Гнедин уложил Машу и, когда она, чуть слышно причмокивая, ровно задышала, сам опустился на заранее расставленную раскладушку, произнеся про себя: «Спит…»
В сущности, он мог бы не ложиться в такой ранний еще час, но накануне его испугал Машин крик. Он сидел во дворике с Екатериной Матвеевной и Волей и, прибежав на крик, застал ее сидящей на кровати с открытыми глазами, но еще не проснувшейся.
— Что нам приснилось, что нам приснилось, что там такое привиделось, что за сон дурной?.. — спрашивала, не ожидая ответа, Екатерина Матвеевна и легонько тормошила девочку, как бы стряхивая с нее оцепенение и в то же время убаюкивая ее. Она овевала концом шали Машино лицо, бормотала-напевала тише и тише какую-то невнятицу, а потом смолкла, распрямилась, пошла к двери, и тут Маша сказала:
— Дядя Женя, мне приснилось, обижают маму…
— Маму? — переспросил он и подсел к ней на край матраца.
— Ага, — ответила она еле слышно, сдавленно, силясь не заплакать.
И только теперь Гнедин почувствовал, какие они с Машей близкие люди… И раньше, конечно, он жалел ее, и, что такое долг, он знал и понимал, да вообще дети — все, каких встречал он, — были ему милы. А тут… Им снятся одни и те же сны. От одного они просыпаются и садятся среди ночи на постели… Он знал дружбу с товарищами по борьбе, с товарищами по несчастью, но чувства, соединившего его сейчас с этой девочкой, он еще не испытывал…

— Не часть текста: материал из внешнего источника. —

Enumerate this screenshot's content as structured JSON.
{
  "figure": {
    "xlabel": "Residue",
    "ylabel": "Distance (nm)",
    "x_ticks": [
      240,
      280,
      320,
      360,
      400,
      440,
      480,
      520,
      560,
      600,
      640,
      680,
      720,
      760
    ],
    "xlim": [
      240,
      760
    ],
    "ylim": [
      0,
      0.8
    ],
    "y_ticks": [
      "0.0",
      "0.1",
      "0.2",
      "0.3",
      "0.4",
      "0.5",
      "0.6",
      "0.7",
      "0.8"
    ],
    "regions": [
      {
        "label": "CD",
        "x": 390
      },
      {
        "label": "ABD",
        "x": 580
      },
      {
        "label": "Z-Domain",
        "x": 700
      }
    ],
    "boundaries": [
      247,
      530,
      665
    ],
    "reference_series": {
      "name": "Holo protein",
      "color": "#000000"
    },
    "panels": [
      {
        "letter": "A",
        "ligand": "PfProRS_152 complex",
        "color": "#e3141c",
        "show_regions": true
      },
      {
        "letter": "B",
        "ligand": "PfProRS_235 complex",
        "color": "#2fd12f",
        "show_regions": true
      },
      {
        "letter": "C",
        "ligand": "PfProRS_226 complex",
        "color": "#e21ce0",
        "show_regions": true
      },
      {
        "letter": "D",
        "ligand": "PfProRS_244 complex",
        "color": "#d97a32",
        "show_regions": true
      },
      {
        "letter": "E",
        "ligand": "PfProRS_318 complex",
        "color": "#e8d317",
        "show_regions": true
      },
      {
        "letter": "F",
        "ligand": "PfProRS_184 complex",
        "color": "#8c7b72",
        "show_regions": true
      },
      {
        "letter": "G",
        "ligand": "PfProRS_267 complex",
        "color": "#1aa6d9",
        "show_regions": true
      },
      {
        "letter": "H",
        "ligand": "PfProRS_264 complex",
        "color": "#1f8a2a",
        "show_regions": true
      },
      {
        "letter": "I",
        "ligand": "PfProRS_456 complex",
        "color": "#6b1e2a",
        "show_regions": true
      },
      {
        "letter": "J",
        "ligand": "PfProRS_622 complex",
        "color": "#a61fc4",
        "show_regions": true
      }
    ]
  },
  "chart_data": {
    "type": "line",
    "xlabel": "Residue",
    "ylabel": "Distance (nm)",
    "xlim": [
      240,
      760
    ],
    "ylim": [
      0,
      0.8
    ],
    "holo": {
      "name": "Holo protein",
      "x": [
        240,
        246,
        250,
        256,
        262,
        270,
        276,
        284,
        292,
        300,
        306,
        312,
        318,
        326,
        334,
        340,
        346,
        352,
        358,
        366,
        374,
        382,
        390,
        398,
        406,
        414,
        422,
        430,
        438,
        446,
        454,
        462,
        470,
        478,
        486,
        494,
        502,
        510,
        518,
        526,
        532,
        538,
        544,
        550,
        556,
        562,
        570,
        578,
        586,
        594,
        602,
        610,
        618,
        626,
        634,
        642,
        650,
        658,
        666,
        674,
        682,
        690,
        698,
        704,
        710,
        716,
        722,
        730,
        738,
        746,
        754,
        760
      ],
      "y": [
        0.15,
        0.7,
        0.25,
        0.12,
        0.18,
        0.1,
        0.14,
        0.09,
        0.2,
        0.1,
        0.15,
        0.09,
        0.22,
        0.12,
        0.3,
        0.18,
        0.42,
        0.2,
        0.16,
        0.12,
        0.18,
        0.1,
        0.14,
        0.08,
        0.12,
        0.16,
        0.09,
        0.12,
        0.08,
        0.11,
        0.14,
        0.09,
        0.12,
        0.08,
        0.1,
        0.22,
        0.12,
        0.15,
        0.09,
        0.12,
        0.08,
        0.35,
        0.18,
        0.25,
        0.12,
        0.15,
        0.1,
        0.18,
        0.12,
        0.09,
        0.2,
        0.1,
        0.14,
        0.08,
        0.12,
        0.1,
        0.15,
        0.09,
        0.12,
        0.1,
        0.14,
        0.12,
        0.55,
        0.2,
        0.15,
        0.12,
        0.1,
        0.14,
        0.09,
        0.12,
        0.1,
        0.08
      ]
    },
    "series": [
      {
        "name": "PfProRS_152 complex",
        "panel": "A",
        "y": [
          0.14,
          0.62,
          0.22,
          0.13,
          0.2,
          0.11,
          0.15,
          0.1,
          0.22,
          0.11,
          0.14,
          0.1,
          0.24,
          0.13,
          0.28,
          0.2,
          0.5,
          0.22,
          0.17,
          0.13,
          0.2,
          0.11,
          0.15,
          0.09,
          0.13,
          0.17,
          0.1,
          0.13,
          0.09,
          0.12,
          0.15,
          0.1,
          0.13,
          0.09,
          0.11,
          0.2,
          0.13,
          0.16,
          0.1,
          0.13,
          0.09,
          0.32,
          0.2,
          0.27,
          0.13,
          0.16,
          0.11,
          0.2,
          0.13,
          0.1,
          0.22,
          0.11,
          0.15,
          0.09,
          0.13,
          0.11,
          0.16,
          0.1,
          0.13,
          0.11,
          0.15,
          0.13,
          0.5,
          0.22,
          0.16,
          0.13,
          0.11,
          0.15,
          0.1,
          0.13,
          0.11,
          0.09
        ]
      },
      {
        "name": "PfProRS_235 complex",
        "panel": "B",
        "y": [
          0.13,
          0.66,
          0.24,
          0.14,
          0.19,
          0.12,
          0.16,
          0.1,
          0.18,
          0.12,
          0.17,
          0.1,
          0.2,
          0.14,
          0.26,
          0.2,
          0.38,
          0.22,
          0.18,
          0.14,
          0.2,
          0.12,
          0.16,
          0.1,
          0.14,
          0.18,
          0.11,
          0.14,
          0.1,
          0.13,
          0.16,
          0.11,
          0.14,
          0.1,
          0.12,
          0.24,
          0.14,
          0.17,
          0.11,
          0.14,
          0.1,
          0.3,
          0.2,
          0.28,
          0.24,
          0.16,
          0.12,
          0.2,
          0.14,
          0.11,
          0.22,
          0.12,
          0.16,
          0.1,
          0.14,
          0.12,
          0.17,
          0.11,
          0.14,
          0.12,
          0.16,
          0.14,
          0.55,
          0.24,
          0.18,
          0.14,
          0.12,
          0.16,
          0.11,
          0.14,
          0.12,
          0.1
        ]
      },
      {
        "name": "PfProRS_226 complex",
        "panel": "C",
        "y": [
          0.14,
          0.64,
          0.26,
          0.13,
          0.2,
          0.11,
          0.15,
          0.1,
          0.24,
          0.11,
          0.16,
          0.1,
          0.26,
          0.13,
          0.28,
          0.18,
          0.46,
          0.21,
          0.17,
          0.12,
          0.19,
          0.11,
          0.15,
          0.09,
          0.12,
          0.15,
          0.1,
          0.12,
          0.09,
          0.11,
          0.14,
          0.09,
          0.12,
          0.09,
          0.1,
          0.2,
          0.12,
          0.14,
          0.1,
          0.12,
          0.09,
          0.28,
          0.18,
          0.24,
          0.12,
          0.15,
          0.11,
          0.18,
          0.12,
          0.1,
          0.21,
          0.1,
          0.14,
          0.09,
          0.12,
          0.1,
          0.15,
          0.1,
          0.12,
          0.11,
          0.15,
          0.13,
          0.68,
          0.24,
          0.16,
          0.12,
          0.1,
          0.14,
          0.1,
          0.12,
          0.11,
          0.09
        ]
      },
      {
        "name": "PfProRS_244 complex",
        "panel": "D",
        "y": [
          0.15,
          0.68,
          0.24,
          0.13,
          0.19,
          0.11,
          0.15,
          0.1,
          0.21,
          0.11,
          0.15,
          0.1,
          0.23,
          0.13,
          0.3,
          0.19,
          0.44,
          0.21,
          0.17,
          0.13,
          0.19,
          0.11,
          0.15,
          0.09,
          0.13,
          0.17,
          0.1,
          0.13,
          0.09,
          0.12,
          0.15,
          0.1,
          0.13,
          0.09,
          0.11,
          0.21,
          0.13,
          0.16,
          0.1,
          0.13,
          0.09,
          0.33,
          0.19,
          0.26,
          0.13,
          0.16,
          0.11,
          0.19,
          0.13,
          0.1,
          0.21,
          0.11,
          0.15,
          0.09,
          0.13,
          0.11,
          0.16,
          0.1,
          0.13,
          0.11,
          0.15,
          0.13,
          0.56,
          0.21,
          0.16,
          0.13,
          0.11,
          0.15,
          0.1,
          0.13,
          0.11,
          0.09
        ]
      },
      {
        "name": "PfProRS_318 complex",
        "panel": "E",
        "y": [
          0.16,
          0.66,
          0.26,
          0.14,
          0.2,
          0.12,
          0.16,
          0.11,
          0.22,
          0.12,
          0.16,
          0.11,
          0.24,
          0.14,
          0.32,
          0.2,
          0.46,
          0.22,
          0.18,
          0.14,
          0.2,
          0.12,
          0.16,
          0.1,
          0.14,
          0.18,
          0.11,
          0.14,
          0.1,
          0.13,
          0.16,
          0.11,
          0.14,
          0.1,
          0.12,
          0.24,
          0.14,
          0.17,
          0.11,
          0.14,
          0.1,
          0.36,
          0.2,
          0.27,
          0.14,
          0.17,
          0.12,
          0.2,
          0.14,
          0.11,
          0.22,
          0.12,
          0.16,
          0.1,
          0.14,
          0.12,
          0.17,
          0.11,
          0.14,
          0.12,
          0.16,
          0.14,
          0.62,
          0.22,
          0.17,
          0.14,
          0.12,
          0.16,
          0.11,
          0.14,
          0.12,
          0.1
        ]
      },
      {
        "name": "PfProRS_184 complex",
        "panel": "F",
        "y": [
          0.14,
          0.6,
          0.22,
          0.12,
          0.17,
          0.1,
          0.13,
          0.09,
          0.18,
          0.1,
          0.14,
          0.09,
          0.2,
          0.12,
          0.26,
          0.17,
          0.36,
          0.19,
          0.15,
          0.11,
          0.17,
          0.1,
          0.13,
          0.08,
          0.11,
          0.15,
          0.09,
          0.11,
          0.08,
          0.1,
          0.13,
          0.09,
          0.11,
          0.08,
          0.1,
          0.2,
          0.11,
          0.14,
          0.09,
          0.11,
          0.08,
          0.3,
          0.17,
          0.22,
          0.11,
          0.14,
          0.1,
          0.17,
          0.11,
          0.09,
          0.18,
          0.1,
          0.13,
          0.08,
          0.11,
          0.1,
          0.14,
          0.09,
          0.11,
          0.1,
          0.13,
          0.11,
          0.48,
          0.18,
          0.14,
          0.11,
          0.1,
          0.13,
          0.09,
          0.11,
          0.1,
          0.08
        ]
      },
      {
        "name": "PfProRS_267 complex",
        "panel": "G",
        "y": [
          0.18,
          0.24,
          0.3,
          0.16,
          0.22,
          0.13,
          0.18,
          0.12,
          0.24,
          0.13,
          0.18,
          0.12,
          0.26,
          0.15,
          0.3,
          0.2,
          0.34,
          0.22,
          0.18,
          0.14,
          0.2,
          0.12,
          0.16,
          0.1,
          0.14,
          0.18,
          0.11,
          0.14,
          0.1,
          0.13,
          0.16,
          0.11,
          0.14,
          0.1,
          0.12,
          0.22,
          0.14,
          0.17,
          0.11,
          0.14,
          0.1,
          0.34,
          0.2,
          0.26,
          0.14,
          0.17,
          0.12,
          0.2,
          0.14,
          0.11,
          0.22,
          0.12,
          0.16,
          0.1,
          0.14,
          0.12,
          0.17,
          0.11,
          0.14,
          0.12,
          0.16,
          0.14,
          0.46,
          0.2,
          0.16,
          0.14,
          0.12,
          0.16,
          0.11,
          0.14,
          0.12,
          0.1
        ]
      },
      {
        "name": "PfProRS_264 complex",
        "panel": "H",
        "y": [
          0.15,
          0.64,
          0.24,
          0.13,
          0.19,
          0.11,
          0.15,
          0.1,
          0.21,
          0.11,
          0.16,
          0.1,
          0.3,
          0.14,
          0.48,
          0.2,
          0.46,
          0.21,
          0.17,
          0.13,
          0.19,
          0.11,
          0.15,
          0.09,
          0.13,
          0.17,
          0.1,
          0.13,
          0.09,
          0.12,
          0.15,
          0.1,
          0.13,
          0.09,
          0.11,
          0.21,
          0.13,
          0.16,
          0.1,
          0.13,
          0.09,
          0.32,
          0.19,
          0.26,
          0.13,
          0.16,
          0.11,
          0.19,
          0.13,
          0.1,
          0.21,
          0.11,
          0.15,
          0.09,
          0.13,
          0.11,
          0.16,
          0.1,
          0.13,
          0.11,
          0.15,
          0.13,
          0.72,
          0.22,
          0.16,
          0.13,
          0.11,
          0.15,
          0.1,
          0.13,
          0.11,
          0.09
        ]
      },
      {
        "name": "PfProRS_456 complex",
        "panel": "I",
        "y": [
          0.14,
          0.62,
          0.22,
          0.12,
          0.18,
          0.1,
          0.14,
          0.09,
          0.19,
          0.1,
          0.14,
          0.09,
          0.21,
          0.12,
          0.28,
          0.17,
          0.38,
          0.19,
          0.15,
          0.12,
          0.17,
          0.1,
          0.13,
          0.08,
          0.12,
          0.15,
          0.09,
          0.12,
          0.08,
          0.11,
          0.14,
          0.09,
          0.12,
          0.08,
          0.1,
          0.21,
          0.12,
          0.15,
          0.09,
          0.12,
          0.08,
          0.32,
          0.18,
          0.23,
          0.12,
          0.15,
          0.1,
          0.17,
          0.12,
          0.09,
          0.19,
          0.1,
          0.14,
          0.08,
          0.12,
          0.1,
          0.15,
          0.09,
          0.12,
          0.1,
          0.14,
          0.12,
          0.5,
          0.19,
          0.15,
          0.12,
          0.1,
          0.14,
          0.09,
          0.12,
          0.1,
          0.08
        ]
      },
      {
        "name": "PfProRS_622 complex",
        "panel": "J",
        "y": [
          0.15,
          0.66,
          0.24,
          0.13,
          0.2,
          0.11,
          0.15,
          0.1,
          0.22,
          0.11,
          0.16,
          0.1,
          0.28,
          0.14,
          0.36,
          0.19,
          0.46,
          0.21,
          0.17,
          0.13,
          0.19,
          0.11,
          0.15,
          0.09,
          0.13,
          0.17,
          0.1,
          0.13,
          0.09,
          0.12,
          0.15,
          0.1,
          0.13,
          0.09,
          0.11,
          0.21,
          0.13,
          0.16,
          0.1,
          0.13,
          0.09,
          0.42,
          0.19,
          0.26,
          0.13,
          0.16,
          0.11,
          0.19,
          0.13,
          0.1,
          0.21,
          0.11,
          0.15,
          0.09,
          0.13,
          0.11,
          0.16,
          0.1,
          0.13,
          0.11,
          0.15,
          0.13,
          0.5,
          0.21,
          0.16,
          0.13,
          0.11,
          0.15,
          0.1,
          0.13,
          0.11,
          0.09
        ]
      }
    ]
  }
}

— Ты спи спокойно, я буду здесь, — сказал он. — Начнет тебе дурной сон сниться, я его прогоню сразу. Спи… Здесь хорошо, прохладно.
Вот почему на следующий вечер Гнедин не отлучался из дому.
Но, в сущности, ему и не хотелось никуда идти. Его не тянуло на вечерние улицы летнего города, обретшего за последние годы черты южного курорта. Евгений Осипович был здесь на ученьях лет шесть назад. В своем теперешнем неопределенном положении ему не хотелось встречать людей, служивших когда-то под его командованием (он предполагал, что может тут кого-нибудь встретить), и объяснять им, как обстоят его дела, тем более что ему самому это не было ясно.